Under the Draft Law, the controller is required to ensure that appropriate technical and organizational measures are taken to prevent all illegal processing and to ensure the data is not destroyed, lost, amended, disclosed or transferred without authority. Such measures must ensure an appropriate level of security, taking into account the state of the art and the costs of their implementation in relation to the risks inherent in the processing and the nature of the data to be protected.
In the event the controller carries out processing by way of a processor, such relationship must be governed by a contract or legal act binding the processor to the controller and such instrument shall stipulate that the processer has adequate technological and administrative precautionary measures in place.
There is no breach notification requirement; nonetheless, in the event that data is inadvertently or erroneous lost, transferred, destroyed etc., notification should be made to the data subjects in accordance with the principles of good faith.

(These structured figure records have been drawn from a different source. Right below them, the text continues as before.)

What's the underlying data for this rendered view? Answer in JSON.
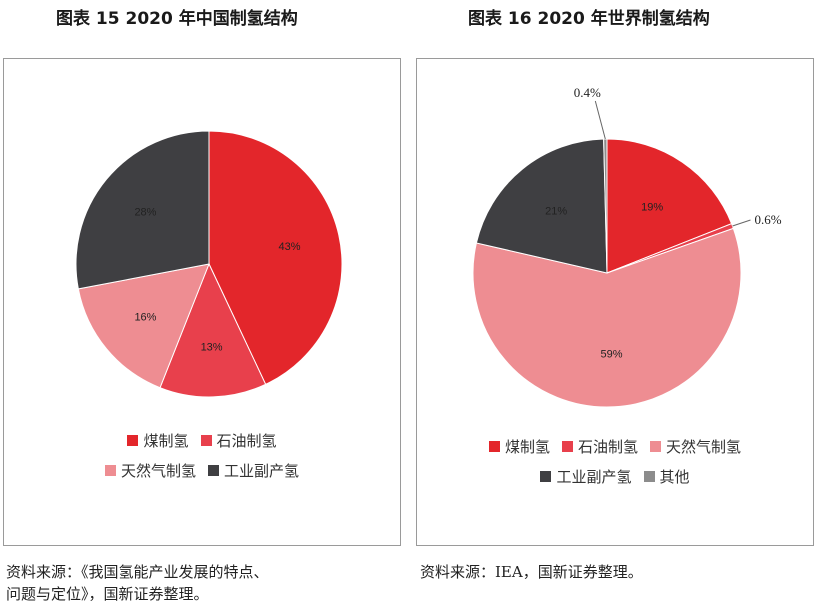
{
  "titles": {
    "left": "图表 15  2020 年中国制氢结构",
    "right": "图表 16  2020 年世界制氢结构"
  },
  "sources": {
    "left_line1": "资料来源：《我国氢能产业发展的特点、",
    "left_line2": "问题与定位》，国新证券整理。",
    "right": "资料来源：IEA，国新证券整理。"
  },
  "chart_data": [
    {
      "type": "pie",
      "title": "图表 15  2020 年中国制氢结构",
      "slices": [
        {
          "label": "煤制氢",
          "value": 43,
          "display": "43%",
          "color": "#e3262b"
        },
        {
          "label": "石油制氢",
          "value": 13,
          "display": "13%",
          "color": "#e8404c"
        },
        {
          "label": "天然气制氢",
          "value": 16,
          "display": "16%",
          "color": "#ee8d92"
        },
        {
          "label": "工业副产氢",
          "value": 28,
          "display": "28%",
          "color": "#3f3f42"
        }
      ],
      "legend": {
        "position": "bottom",
        "rows": [
          [
            "煤制氢",
            "石油制氢"
          ],
          [
            "天然气制氢",
            "工业副产氢"
          ]
        ]
      }
    },
    {
      "type": "pie",
      "title": "图表 16  2020 年世界制氢结构",
      "slices": [
        {
          "label": "煤制氢",
          "value": 19,
          "display": "19%",
          "color": "#e3262b"
        },
        {
          "label": "石油制氢",
          "value": 0.6,
          "display": "0.6%",
          "color": "#e8404c"
        },
        {
          "label": "天然气制氢",
          "value": 59,
          "display": "59%",
          "color": "#ee8d92"
        },
        {
          "label": "工业副产氢",
          "value": 21,
          "display": "21%",
          "color": "#3f3f42"
        },
        {
          "label": "其他",
          "value": 0.4,
          "display": "0.4%",
          "color": "#8c8c8c"
        }
      ],
      "legend": {
        "position": "bottom",
        "rows": [
          [
            "煤制氢",
            "石油制氢",
            "天然气制氢"
          ],
          [
            "工业副产氢",
            "其他"
          ]
        ]
      }
    }
  ]
}
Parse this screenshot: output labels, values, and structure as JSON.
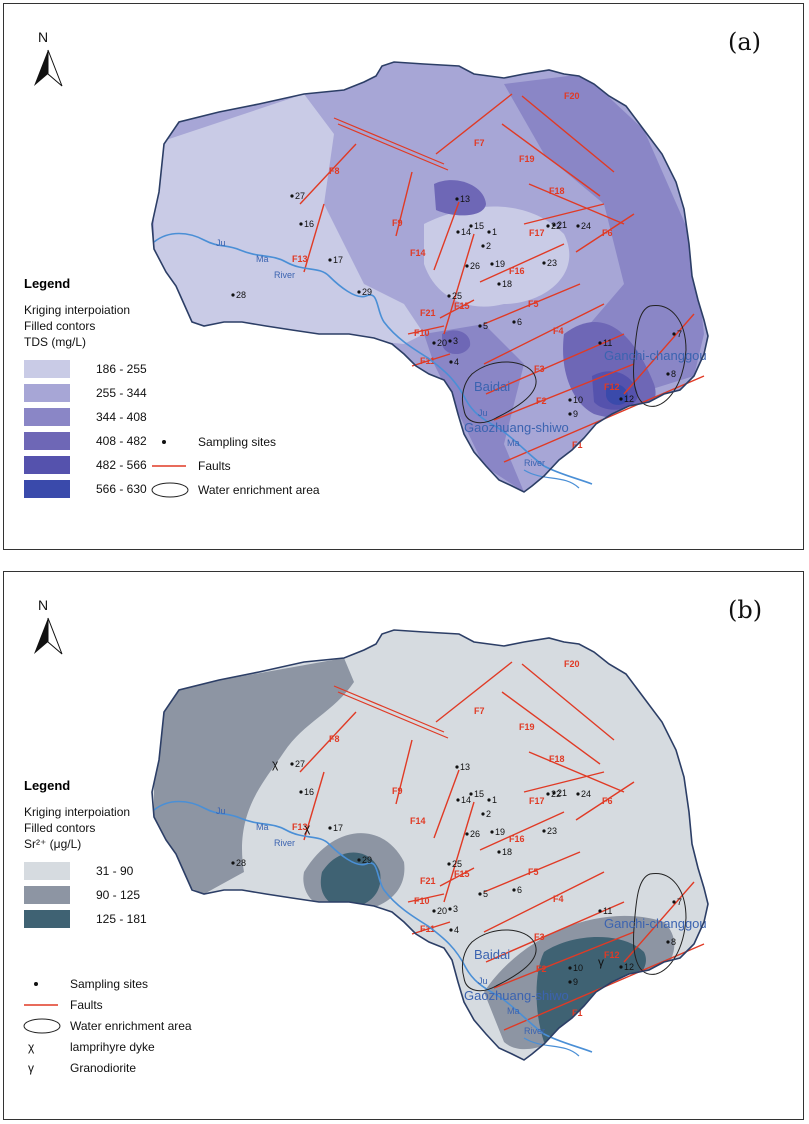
{
  "colors": {
    "fault": "#e03a25",
    "river": "#4a8fd6",
    "boundary": "#2c3e66",
    "tds_classes": [
      "#c9cbe6",
      "#a7a6d6",
      "#8a86c6",
      "#6e67b6",
      "#5552ad",
      "#3a4aab"
    ],
    "sr_classes": [
      "#d6dbe0",
      "#8d95a3",
      "#3f6273"
    ]
  },
  "panels": [
    {
      "id": "a",
      "panel_label": "(a)",
      "north_label": "N",
      "legend": {
        "title": "Legend",
        "method": "Kriging interpoiation",
        "filled": "Filled contors",
        "variable": "TDS (mg/L)",
        "classes": [
          {
            "label": "186 - 255",
            "color": "#c9cbe6"
          },
          {
            "label": "255 - 344",
            "color": "#a7a6d6"
          },
          {
            "label": "344 - 408",
            "color": "#8a86c6"
          },
          {
            "label": "408 - 482",
            "color": "#6e67b6"
          },
          {
            "label": "482 - 566",
            "color": "#5552ad"
          },
          {
            "label": "566 - 630",
            "color": "#3a4aab"
          }
        ],
        "symbols": [
          {
            "kind": "dot",
            "label": "Sampling sites"
          },
          {
            "kind": "line",
            "label": "Faults"
          },
          {
            "kind": "ellipse",
            "label": "Water enrichment area"
          }
        ]
      }
    },
    {
      "id": "b",
      "panel_label": "(b)",
      "north_label": "N",
      "legend": {
        "title": "Legend",
        "method": "Kriging interpoiation",
        "filled": "Filled contors",
        "variable": "Sr²⁺ (μg/L)",
        "classes": [
          {
            "label": "31  -  90",
            "color": "#d6dbe0"
          },
          {
            "label": "90  - 125",
            "color": "#8d95a3"
          },
          {
            "label": "125 - 181",
            "color": "#3f6273"
          }
        ],
        "symbols": [
          {
            "kind": "dot",
            "label": "Sampling sites"
          },
          {
            "kind": "line",
            "label": "Faults"
          },
          {
            "kind": "ellipse",
            "label": "Water enrichment area"
          },
          {
            "kind": "chi",
            "glyph": "χ",
            "label": "lamprihyre dyke"
          },
          {
            "kind": "gamma",
            "glyph": "γ",
            "label": "Granodiorite"
          }
        ]
      }
    }
  ],
  "sampling_sites": [
    "1",
    "2",
    "3",
    "4",
    "5",
    "6",
    "7",
    "8",
    "9",
    "10",
    "11",
    "12",
    "13",
    "14",
    "15",
    "16",
    "17",
    "18",
    "19",
    "20",
    "21",
    "22",
    "23",
    "24",
    "25",
    "26",
    "27",
    "28",
    "29"
  ],
  "faults": [
    "F1",
    "F2",
    "F3",
    "F4",
    "F5",
    "F6",
    "F7",
    "F8",
    "F9",
    "F10",
    "F11",
    "F12",
    "F13",
    "F14",
    "F15",
    "F16",
    "F17",
    "F18",
    "F19",
    "F20",
    "F21"
  ],
  "areas": [
    "Baidai",
    "Gaozhuang-shiwo",
    "Ganchi-changgou"
  ],
  "rivers": {
    "ju": "Ju",
    "ma": "Ma",
    "river": "River"
  }
}
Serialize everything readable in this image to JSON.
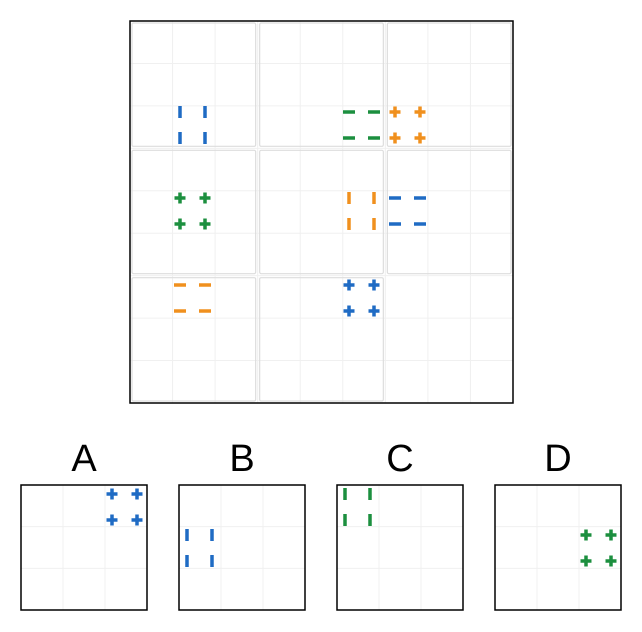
{
  "colors": {
    "blue": "#1f6bc4",
    "green": "#1c8f3f",
    "orange": "#f0901e",
    "frame": "#000000",
    "cell_border": "#dddddd",
    "grid": "#f0f0f0"
  },
  "matrix": {
    "rows": 3,
    "cols": 3,
    "cells": [
      {
        "row": 0,
        "col": 0,
        "pattern": "bars-vertical",
        "color": "blue"
      },
      {
        "row": 0,
        "col": 1,
        "pattern": "bars-horizontal",
        "color": "green"
      },
      {
        "row": 0,
        "col": 2,
        "pattern": "crosses",
        "color": "orange"
      },
      {
        "row": 1,
        "col": 0,
        "pattern": "crosses",
        "color": "green"
      },
      {
        "row": 1,
        "col": 1,
        "pattern": "bars-vertical",
        "color": "orange"
      },
      {
        "row": 1,
        "col": 2,
        "pattern": "bars-horizontal",
        "color": "blue"
      },
      {
        "row": 2,
        "col": 0,
        "pattern": "bars-horizontal",
        "color": "orange"
      },
      {
        "row": 2,
        "col": 1,
        "pattern": "crosses",
        "color": "blue"
      },
      {
        "row": 2,
        "col": 2,
        "pattern": "missing",
        "color": ""
      }
    ]
  },
  "options": [
    {
      "label": "A",
      "pattern": "crosses",
      "color": "blue",
      "position": "top-right"
    },
    {
      "label": "B",
      "pattern": "bars-vertical",
      "color": "blue",
      "position": "middle-left"
    },
    {
      "label": "C",
      "pattern": "bars-vertical",
      "color": "green",
      "position": "top-left"
    },
    {
      "label": "D",
      "pattern": "crosses",
      "color": "green",
      "position": "middle-right"
    }
  ]
}
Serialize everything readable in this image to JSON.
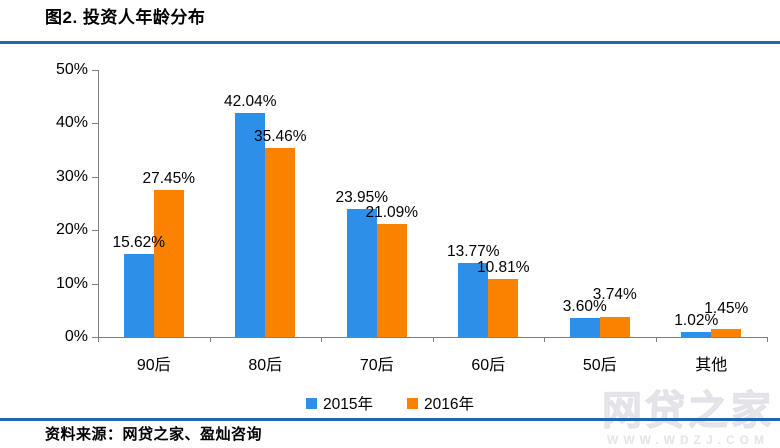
{
  "title": "图2. 投资人年龄分布",
  "source": "资料来源：网贷之家、盈灿咨询",
  "watermark": {
    "brand": "网贷之家",
    "url": "WWW.WDZJ.COM"
  },
  "colors": {
    "series_2015": "#2e8fe8",
    "series_2016": "#fb8200",
    "divider_blue": "#1f67b2",
    "axis_gray": "#7f7f7f",
    "label_black": "#000000",
    "watermark_gray": "#eaeaee"
  },
  "chart_data": {
    "type": "bar",
    "title": "投资人年龄分布",
    "categories": [
      "90后",
      "80后",
      "70后",
      "60后",
      "50后",
      "其他"
    ],
    "series": [
      {
        "name": "2015年",
        "color": "#2e8fe8",
        "values": [
          15.62,
          42.04,
          23.95,
          13.77,
          3.6,
          1.02
        ],
        "labels": [
          "15.62%",
          "42.04%",
          "23.95%",
          "13.77%",
          "3.60%",
          "1.02%"
        ]
      },
      {
        "name": "2016年",
        "color": "#fb8200",
        "values": [
          27.45,
          35.46,
          21.09,
          10.81,
          3.74,
          1.45
        ],
        "labels": [
          "27.45%",
          "35.46%",
          "21.09%",
          "10.81%",
          "3.74%",
          "1.45%"
        ]
      }
    ],
    "ylabel": "",
    "xlabel": "",
    "ylim": [
      0,
      50
    ],
    "ytick_labels": [
      "0%",
      "10%",
      "20%",
      "30%",
      "40%",
      "50%"
    ],
    "grid": false,
    "legend_position": "bottom"
  }
}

Furthermore, each situation should be evaluated in accordance with provisions of the applicable specific law, if any, as more strict procedures may apply.
The Draft Law does not currently stipulate any breach notification requirement; however, this may change before the law is enacted.
In general terms, the Turkish Criminal Code No. 5237 imposes custodial sentences for unlawful processing of data; the Turkish Civil Law No. 4721 affords the right to claim compensation for the unjust use of data and a number of other laws impose administrative fines.
The Draft Law also introduces imprisonment, penalties and administrative fines for collecting and processing personal data in breach of the law and disclosing it illegally to third parties. Acts that breach the Draft Law can result in administrative fines in the amount of 5,000 TL (approximately EUR 2,500) to 10,000 TL (approximately EUR 5,000) to be imposed by the Authority.
There is another Draft Law on E-Commerce pending before the Parliament which would require service providers to provide protection for personal data.
Online Privacy (Including cookies and Location Data)
There is no specific law on online privacy with specific provisions on Cookies and Location Data. However, Law No. 5651 on Regulating Broadcasting in the Internet and Fighting Against Crimes Committed through Internet Broadcasting enables internet users to initiate prosecution in case of infringements of their personal rights.